Joseph Altuzarra Thinks Fashion is a Universal Language
And his prediction for the future? That we'll start to slow down.
In his sophomore showing in Paris, Joseph Altuzarra was thinking about the women in his life. The clothes ranged from tailored and architectural to soft and bohemian, all designed for “my friends and women I know.” His choice of location was similarly personal—La Coupole, the storied Montparnasse brasserie, was a childhood landmark for Altuzarra; he walked past it every day on his way to school when he was growing up in the Left Bank. GARAGE met him at the restaurant for breakfast the day after his show to talk about fashion as a universal language and his creative urge to take things slow.
GARAGE: Why is fashion important right now?

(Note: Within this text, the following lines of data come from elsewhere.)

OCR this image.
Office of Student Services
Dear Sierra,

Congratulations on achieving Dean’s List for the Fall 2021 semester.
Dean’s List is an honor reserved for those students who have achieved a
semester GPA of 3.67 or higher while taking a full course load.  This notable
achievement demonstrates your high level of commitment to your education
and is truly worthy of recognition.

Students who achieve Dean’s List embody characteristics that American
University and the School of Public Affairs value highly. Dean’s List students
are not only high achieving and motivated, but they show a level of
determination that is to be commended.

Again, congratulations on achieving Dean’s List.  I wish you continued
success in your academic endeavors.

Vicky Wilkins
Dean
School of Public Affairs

Joseph Altuzarra: Because it’s a common language. We’re living in a time when it’s very hard for factions of people to communicate with each other, and fashion is, I think, one of those ways of communicating and expressing ourselves that is universal and shared. I think it’s important to continue telling stories through that medium.
What’s one word you’d use to describe your mood while designing this collection?
Serene. I was thinking a lot about women who were around me, or who I’d grown up with. My mom was obviously a huge influence, and I have very vivid memories of her getting dressed to go to work at a bank. It always had a strong effect on me.
Finish this sentence: In the future, we will…
In the future, we will go slower. Speaking to a lot of people in the industry, I think we all just want the pace to slow down, and to be able to take the time to work on collections and absorb collections. And let people also have the time to see them in a calmer way.